Passavam 15 minutos das 10 horas da manhã quando os conselheiros de Estado do Presidente da República se reuniram. “Reunir” é uma expressão forçada pelas circunstâncias e permitida pela tecnologia, já que nenhum dos conselheiros se encontrava na mesma sala. As imagens inéditas divulgadas pela Presidência da República mostram como se faz um Conselho de Estado em isolamento, por causa da pandemia de Covid-19.
E esse é precisamente o tema desta reunião. Já não é segredo que o Presidente da República vai decretar esta noite o estado de emergência, uma medida excecional que confere mais poderes ao Governo e que implica a restrição de alguns direitos dos cidadãos. O debate publico que se gerou à volta da questão mostra como esta não é uma decisão consensual. E foi precisamente por isso que o Presidente da República quis convocar o Conselho de Estado, embora não esteja obrigado a isso quando está em causa a declaração do estado de emergência.
Marcelo quis o respaldo político de um orgão de consulta onde estão representadas não só as mais importantes figuras do Estado, como também um conjunto importante de “senadores” da democracia (alguns, como Ramalho Eanes, que teve um papel crucial em novembro de 1975 quando parte do país esteve sob estado de sítio). Para além disso, o Conselho de Estado junta ainda várias sensibilidades ideológicas (da direita à esquerda) e até sociais (para além dos titulares de cargos públicos, há advogados, investigadores, professores, empresários, ensaístas e até, como é o caso de Domingos Abrantes, escolhido pelo PCP, operários). Deste grupo não estiveram apenas Eduardo Lourenço e o Presidente do Tribunal Constitucional, ambos por razões pessoais.
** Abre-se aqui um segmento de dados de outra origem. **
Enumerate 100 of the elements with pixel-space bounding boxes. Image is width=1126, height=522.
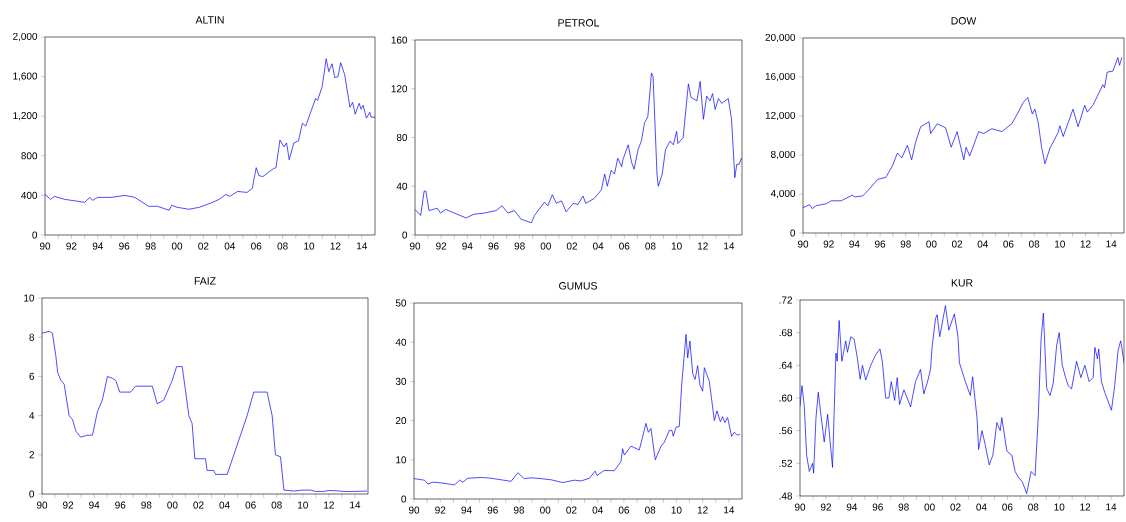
x-tick-label: 04: [592, 242, 604, 250]
y-tick-label: 8: [29, 333, 35, 341]
y-tick-label: .64: [779, 361, 793, 369]
y-tick-label: 1,200: [13, 112, 38, 121]
y-tick-label: .56: [779, 427, 793, 435]
x-tick-label: 98: [145, 242, 156, 250]
y-tick-label: 120: [391, 85, 408, 93]
x-tick-label: 90: [39, 242, 51, 250]
x-tick-label: 06: [1003, 240, 1014, 248]
x-tick-label: 94: [89, 501, 100, 509]
x-tick-label: 02: [950, 503, 961, 511]
x-tick-label: 10: [298, 501, 308, 509]
x-tick-label: 94: [461, 506, 472, 514]
y-tick-label: 40: [396, 182, 408, 190]
x-tick-label: 96: [487, 506, 498, 514]
line-series: [42, 330, 368, 492]
x-tick-label: 12: [697, 242, 708, 250]
x-tick-label: 92: [63, 501, 74, 509]
x-tick-label: 96: [115, 501, 126, 509]
x-tick-label: 08: [645, 242, 656, 250]
y-tick-label: 30: [395, 377, 407, 385]
y-tick-label: 800: [21, 152, 38, 160]
x-tick-label: 04: [592, 506, 603, 514]
x-tick-label: 06: [1002, 503, 1013, 511]
y-tick-label: 20: [395, 417, 407, 425]
x-tick-label: 04: [219, 501, 230, 509]
chart-title: KUR: [951, 279, 973, 287]
line-series: [803, 57, 1123, 209]
x-tick-label: 92: [820, 503, 831, 511]
x-tick-label: 00: [167, 501, 178, 509]
x-tick-label: 08: [1028, 503, 1039, 511]
x-tick-label: 02: [198, 242, 209, 250]
x-tick-label: 14: [357, 242, 368, 250]
x-tick-label: 12: [324, 501, 334, 509]
y-tick-label: .72: [779, 296, 792, 304]
x-tick-label: 92: [823, 240, 834, 248]
x-tick-label: 94: [849, 240, 860, 248]
y-tick-label: 40: [395, 338, 407, 346]
y-tick-label: 4: [29, 412, 35, 420]
x-tick-label: 14: [1106, 240, 1117, 248]
x-tick-label: 96: [874, 240, 886, 248]
y-tick-label: 2: [29, 451, 34, 459]
y-tick-label: 10: [396, 456, 407, 464]
y-tick-label: 0: [29, 490, 35, 498]
chart-title: DOW: [951, 17, 977, 25]
y-tick-label: 0: [32, 231, 38, 239]
x-tick-label: 90: [36, 501, 48, 509]
chart-title: PETROL: [558, 19, 600, 27]
line-series: [414, 334, 741, 486]
x-tick-label: 00: [926, 240, 937, 248]
x-tick-label: 00: [540, 242, 551, 250]
x-tick-label: 08: [271, 501, 282, 509]
y-tick-label: 0: [401, 495, 407, 503]
y-tick-label: 10: [24, 294, 35, 302]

O decreto começou já a ser trabalhado antecipadamente, apurou o Observador, e quando começou a reunião já havia um primeiro rascunho em cima da mesa. Esse documento acolherá ainda os contributos dos conselheiros e só no final dessa reunião chegará à versão final. O Governo (que também está representado no Conselho de Estado pelo primeiro-ministro) receberá formalmente uma versão, até porque tem de ser obrigatoriamente consultado. Já se sabe que não se irá opôr. E depois é a vez da Assembleia da República se pronunciar, o que acontece esta tarde, com plenário já marcado para as 16h para aprovar essas e outras iniciativas relacionadas com o combate à pandemia. Aqui também não haverá obstáculos.
Partidos disponíveis para aprovar estado de emergência no Parlamento para travar Covid-19
Tal como o Observador já deu conta, desde a noite de ontem que circula em grupos de WhatsApp e nas redes sociais um documento falso que está a ser apresentado como o decreto presidencial que decreta o estado de emergência. A Presidência da República já o desmentiu, tal como pode ler neste fact check.
Decreto do PR que declara estado de emergência já circula nas redes. É verdadeiro?
Cumpridas todas estas etapas, Marcelo Rebelo de Sousa fará finalmente uma comunicação ao país onde explica porque entendeu avançar já para o decreto de emergência nacional (quando havia ainda outras possibilidades que permitiam ao Governo muscular as medidas). Ainda assim, o decreto que sairá das mãos de Marcelo, ao que o Observador apurou junto da presidência, será um documento abrangente, que não se pretende limitador, mas que dê espaço ao Governo para agir como entender melhor.